Libelle Talitha, atau Belle, adalah gadis 17 tahun yang hidup di tengah kemewahan sekolah elit di Inggris. Namun, di balik kehidupannya yang tampak sempurna, tersembunyi rahasia kelam: Belle adalah anak dari istri kedua seorang pria terpandang di Indonesia, dan keberadaannya disembunyikan dari publik. Ayahnya memisahkannya dari keluarga pertamanya yang bahagia dan dihormati, membuat Belle dan ibunya hidup dalam bayang-bayang.
Dikirim ke luar negeri bukan untuk pendidikan, tetapi untuk menjauh dari konflik keluarga, Belle terperangkap di antara dua dunia.
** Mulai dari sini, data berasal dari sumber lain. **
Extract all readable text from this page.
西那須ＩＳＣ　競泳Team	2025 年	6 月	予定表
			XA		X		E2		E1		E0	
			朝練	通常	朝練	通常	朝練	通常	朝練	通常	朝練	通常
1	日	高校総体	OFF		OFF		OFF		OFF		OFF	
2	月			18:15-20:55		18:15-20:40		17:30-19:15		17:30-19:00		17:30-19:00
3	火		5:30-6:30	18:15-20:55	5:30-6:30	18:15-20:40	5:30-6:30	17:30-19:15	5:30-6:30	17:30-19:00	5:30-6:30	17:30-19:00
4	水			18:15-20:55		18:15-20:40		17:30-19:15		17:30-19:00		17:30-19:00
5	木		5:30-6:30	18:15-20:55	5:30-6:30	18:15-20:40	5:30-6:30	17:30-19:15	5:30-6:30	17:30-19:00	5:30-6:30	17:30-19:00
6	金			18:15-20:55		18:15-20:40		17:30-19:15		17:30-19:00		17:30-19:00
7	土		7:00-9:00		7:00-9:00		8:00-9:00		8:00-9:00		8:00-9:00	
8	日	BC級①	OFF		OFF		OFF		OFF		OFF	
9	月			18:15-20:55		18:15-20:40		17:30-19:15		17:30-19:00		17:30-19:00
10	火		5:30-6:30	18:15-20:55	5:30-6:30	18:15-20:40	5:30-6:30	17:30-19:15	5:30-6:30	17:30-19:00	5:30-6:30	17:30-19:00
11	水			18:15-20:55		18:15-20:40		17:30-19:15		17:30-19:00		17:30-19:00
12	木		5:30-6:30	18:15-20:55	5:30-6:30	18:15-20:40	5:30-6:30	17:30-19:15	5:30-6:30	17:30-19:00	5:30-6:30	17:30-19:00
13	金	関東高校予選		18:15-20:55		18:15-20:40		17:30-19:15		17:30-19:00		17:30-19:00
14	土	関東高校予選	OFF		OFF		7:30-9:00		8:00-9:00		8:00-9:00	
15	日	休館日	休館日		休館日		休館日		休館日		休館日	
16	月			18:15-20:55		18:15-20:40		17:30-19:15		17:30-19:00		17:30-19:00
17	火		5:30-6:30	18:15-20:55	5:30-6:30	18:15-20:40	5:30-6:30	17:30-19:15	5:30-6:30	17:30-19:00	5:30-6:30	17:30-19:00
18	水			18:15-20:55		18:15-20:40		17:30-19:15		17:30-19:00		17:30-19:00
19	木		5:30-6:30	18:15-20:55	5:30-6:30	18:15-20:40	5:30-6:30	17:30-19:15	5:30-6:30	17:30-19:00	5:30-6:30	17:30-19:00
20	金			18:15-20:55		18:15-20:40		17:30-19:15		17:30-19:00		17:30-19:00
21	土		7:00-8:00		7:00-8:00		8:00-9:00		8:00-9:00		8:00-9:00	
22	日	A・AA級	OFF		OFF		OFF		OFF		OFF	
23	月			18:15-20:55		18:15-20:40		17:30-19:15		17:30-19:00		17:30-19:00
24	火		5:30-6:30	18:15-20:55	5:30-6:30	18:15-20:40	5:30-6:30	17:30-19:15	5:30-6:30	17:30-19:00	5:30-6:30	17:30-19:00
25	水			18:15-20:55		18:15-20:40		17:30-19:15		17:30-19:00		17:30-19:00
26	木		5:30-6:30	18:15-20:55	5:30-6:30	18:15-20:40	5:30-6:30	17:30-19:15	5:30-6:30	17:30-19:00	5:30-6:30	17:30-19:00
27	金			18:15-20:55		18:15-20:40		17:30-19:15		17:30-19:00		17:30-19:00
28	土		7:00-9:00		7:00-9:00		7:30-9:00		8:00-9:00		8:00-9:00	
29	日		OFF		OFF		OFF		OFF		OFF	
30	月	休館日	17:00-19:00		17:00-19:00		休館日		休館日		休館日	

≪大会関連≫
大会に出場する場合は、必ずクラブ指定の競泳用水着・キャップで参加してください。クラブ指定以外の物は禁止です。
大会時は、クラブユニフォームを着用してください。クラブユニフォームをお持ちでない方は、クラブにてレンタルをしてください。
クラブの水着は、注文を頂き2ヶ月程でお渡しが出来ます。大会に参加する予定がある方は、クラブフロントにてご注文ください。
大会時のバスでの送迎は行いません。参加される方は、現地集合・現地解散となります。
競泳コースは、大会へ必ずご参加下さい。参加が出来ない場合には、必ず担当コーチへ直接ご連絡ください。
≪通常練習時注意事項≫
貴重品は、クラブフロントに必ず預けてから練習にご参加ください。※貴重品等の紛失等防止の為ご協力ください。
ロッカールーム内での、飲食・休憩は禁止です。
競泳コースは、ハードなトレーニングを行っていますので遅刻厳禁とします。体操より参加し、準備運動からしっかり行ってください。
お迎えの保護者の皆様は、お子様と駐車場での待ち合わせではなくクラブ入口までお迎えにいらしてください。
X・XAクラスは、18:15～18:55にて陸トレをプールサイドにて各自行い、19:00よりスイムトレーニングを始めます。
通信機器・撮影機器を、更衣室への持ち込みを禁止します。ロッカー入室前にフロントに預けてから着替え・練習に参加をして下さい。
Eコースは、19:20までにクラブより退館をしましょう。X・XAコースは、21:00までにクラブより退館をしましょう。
Kini, ia harus memilih: terus hidup tersembunyi atau memperjuangkan haknya untuk diakui.
Karya ini diterbitkan atas izin NovelToon Lucky One, isi konten hanyalah pandangan pribadi pembuatnya, tidak mewakili NovelToon sendiri
Bertemu temanku Darwin
Pagi itu, Draven keluar dari hotel dengan rencana sederhana: menikmati udara segar Manchester dan mungkin mengambil sarapan di kafe terdekat bersama teman-temannya. Namun, begitu pintu hotel terbuka, langkahnya terhenti seketika. Di depannya, berdiri sosok yang tak ia sangka-sangka akan ada di sana Paula Sissy Damian.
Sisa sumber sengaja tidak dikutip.